Глаза Эдриен расширились на ее бледном лице.
— Я не настолько плоха, — прошептала она.
— Вы, миледи, железная дева, у которой нет сердца. Вы не принесли ему ничего, кроме боли, с тех пор, как появились. За все мои годы с Хоком, я никогда не видел такого страдания в его глазах и я не допущу этого даже еще на один день. Он забрался бы даже на небо и снял бы оттуда звезды, одну за другой, чтобы украсить ваш сверкающий лоб, и я говорил ему, что вы не достойны этого. Вы посмеялись над его романтическими чувствами, уклоняетесь от его свободно предлагаемой любви, вы презираете его самого. Не говорите мне, что вы не так плохи, Эдриен де Симон. Вы — самое худшее, что когда-либо случалось с этим человеком.
Эдриен закусила губу. У Гримма такой необъективный взгляд на вещи! Что же насчет тех несправедливостей, которые совершил Хок по отношению к ней? Он не виновата в этом!

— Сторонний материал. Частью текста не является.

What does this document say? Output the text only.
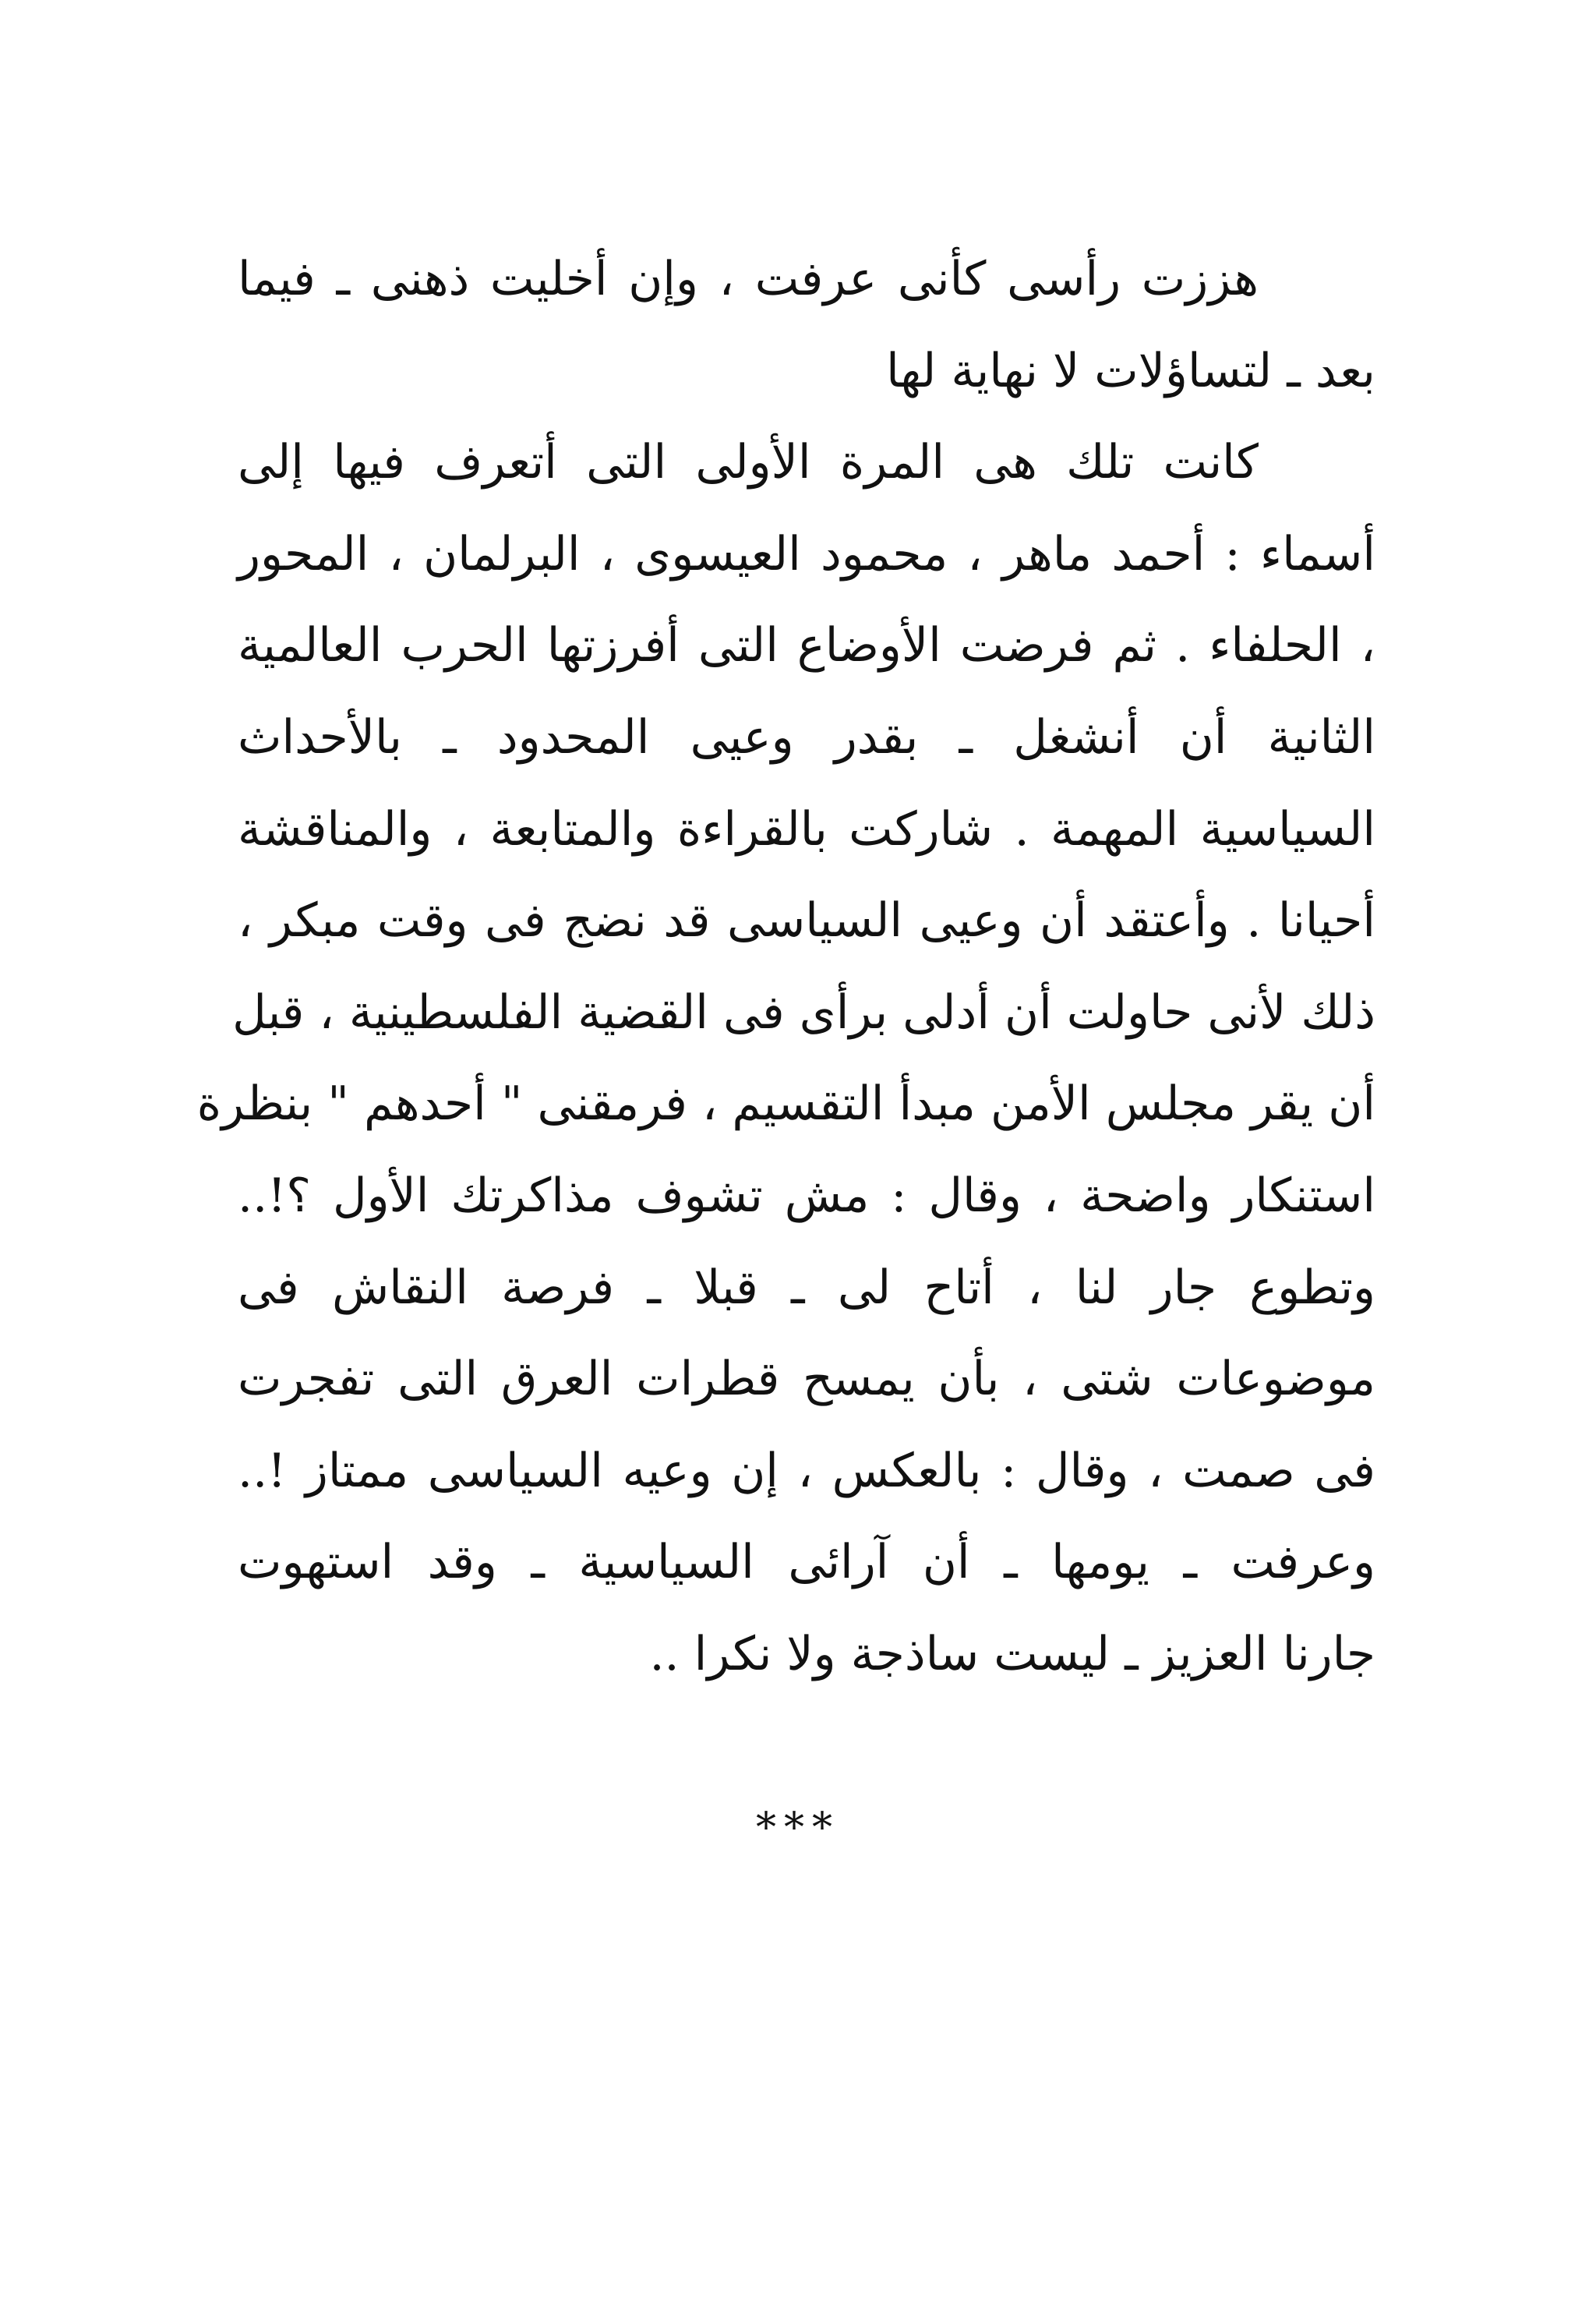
هززت رأسى كأنى عرفت ، وإن أخليت ذهنى ـ فيما
بعد ـ لتساؤلات لا نهاية لها
كانت تلك هى المرة الأولى التى أتعرف فيها إلى
أسماء : أحمد ماهر ، محمود العيسوى ، البرلمان ، المحور
، الحلفاء . ثم فرضت الأوضاع التى أفرزتها الحرب العالمية
الثانية أن أنشغل ـ بقدر وعيى المحدود ـ بالأحداث
السياسية المهمة . شاركت بالقراءة والمتابعة ، والمناقشة
أحيانا . وأعتقد أن وعيى السياسى قد نضج فى وقت مبكر ،
ذلك لأنى حاولت أن أدلى برأى فى القضية الفلسطينية ، قبل
أن يقر مجلس الأمن مبدأ التقسيم ، فرمقنى " أحدهم " بنظرة
استنكار واضحة ، وقال : مش تشوف مذاكرتك الأول ؟!..
وتطوع جار لنا ، أتاح لى ـ قبلا ـ فرصة النقاش فى
موضوعات شتى ، بأن يمسح قطرات العرق التى تفجرت
فى صمت ، وقال : بالعكس ، إن وعيه السياسى ممتاز !..
وعرفت ـ يومها ـ أن آرائى السياسية ـ وقد استهوت
جارنا العزيز ـ ليست ساذجة ولا نكرا ..
***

— Он сжег мою королеву! Он украл мою свободу, и поймал меня здесь в ловушку.
— Потому что он заботится о вас и отказывается терять вас! Неужели это так ужасно? Он спас вам жизнь, закрыв вас своим телом. Он встал перед вами подобно самому надежному щиту и принял на себя стелу, предназначенную для вас. Я скажу, лучше бы он позволил ей попасть в вашу грудь. Это прекратило бы его страдания, и он не истекал бы кровью не внутри и не снаружи.
— Я не просила его спасать меня! — возразила она.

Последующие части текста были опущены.